My father was a skilled teacher and I was a fast learner.  By week three I had fallen into the rhythm of hauling gear, sizing lobsters to see if they were legal to keep and sell, banding the keepers, stuffing fistfuls of herring into bait bags, tossing any shorts, hitchhiking crabs or fish back into the water, and keeping my feet from becoming tangled in the ropes that could so easily pull me to an early watery grave.
Although I was in my element, this fast-paced job allowed me little time to examine the tiny lumpfish that may have loosened its suction grip on the trap and fallen to the deck, or the intriguing slug whose feathery adornments flow gracefully underwater but look like a pink lump of phlegm in the dry air.

As I became a brutal and efficient master of crustaceans’ fates on my father’s boat, I began to develop a greater understanding of the world beneath the waves.  I unflinchingly skewered invasive green crabs on the protruding spike of the trap that holds the bait bag, protecting my beloved ecosystem from these invaders from the East.  As a fourteen year old in love with marine life, I would have been incapable of stabbing these poor crabs to death; as a conscientious environmentalist working for a responsible and careful lobsterman, I felt some sense of empowerment in doing my part to eliminate a tiny minority of this invasive population.

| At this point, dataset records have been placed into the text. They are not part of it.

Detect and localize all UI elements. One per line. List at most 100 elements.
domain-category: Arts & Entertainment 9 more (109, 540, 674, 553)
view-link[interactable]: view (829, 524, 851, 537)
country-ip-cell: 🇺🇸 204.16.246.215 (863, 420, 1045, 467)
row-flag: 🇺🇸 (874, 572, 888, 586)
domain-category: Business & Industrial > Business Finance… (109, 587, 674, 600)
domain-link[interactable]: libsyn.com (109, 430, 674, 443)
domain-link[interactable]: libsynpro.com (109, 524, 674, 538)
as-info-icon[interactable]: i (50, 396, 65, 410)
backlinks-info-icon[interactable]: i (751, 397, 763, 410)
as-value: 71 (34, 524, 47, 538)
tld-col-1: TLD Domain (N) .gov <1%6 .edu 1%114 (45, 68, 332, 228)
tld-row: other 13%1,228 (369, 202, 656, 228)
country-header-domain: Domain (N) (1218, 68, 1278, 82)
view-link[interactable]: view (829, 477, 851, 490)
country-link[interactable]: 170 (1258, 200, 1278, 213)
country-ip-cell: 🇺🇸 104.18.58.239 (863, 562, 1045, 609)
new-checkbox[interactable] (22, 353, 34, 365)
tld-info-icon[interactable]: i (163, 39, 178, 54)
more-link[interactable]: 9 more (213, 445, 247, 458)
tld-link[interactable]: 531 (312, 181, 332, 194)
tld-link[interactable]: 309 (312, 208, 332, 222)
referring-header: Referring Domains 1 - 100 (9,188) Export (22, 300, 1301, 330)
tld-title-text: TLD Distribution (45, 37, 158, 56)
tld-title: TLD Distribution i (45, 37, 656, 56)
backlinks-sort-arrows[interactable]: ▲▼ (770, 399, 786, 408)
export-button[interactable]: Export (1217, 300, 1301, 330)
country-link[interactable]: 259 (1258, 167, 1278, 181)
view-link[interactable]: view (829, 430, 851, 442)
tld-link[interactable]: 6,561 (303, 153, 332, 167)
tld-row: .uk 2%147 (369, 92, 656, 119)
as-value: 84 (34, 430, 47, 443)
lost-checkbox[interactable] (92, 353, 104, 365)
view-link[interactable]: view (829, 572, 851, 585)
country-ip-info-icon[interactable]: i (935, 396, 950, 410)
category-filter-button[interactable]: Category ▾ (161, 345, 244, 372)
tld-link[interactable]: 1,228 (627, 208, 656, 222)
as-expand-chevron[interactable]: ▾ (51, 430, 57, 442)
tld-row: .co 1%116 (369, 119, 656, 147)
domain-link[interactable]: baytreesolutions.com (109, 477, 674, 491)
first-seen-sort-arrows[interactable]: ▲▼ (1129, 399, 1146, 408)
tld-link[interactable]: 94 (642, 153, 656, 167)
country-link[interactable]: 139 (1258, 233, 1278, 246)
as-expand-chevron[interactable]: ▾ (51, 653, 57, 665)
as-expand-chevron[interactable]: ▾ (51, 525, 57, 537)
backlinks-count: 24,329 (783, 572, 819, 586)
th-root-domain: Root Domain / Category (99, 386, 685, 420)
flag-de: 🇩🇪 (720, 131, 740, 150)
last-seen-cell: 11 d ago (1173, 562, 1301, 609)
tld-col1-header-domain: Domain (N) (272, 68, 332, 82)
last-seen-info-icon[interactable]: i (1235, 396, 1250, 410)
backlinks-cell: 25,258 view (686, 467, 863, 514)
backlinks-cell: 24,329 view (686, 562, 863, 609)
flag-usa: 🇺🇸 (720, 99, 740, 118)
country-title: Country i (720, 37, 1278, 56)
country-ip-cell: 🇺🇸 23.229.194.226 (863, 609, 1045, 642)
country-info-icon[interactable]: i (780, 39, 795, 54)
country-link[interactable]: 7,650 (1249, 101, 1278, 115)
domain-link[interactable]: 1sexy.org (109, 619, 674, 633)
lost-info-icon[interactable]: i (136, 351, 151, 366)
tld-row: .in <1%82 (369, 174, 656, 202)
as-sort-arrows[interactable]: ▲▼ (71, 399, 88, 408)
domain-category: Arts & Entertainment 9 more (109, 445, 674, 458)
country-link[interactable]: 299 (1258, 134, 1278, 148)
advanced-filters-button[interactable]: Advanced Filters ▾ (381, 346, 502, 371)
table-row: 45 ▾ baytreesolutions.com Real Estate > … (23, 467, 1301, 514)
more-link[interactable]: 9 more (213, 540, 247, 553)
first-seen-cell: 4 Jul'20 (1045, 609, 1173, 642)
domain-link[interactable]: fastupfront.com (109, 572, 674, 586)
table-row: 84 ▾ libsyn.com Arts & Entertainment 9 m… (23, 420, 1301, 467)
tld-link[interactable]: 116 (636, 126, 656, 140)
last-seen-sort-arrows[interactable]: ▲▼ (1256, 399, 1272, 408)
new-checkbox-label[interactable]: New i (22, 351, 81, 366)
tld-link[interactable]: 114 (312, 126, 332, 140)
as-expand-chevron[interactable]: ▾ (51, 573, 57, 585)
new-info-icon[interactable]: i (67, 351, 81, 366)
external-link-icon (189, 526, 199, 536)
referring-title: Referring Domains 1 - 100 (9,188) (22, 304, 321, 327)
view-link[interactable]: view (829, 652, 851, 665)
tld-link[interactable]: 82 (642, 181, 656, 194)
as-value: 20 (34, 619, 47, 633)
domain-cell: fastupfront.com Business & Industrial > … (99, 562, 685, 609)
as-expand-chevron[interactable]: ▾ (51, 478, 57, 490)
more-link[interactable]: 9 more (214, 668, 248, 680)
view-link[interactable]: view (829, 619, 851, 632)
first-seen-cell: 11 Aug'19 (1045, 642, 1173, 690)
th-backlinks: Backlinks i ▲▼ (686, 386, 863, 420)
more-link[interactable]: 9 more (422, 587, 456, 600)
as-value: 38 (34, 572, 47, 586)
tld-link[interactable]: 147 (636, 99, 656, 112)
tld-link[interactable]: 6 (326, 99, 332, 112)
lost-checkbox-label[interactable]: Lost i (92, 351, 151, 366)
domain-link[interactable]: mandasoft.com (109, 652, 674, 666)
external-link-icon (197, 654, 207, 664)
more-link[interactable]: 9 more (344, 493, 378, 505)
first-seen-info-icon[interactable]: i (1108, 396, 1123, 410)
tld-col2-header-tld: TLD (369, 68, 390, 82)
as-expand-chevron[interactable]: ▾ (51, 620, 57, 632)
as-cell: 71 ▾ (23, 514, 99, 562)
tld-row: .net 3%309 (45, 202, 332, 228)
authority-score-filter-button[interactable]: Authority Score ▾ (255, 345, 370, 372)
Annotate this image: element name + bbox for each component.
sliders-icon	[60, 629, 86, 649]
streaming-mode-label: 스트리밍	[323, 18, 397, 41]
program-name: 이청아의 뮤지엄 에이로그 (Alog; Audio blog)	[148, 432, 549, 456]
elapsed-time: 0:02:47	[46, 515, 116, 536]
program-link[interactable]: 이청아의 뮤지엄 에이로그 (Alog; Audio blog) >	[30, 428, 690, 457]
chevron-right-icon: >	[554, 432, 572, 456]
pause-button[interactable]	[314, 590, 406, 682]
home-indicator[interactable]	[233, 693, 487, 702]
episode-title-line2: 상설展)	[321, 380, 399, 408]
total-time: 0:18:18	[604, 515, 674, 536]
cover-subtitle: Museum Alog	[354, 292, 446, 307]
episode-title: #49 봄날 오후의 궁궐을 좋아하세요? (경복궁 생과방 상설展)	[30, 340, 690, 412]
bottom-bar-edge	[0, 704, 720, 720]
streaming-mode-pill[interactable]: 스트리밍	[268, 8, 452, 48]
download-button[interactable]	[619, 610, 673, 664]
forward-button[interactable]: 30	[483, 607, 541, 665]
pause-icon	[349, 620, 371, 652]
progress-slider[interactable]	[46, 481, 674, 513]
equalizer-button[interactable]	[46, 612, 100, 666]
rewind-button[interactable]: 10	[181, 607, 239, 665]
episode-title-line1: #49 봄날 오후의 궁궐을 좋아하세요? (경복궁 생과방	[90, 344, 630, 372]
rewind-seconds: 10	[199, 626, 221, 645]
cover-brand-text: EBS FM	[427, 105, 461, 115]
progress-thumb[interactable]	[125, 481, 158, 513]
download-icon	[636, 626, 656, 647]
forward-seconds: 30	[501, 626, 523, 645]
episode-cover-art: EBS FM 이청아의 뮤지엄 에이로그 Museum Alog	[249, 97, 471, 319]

As it turns out, commercial lobstering helped me understand more about conservation than I may have had the opportunity to learn had I only worked in the aquarium.  I was able to enrich the aquarium by bringing in specimens that came up in the traps and adding variety to each exhibit.  We were even lucky enough to find a triggerfish that had lost its way in the cold North Atlantic waters one winter, bringing it to a warm tank on the brink of death and helping it to regain its strength.

I did not end up a marine biologist or an independent lobsterwoman, but I do continue to draw strength and inspiration from those pungent, early-morning, hard-working summers.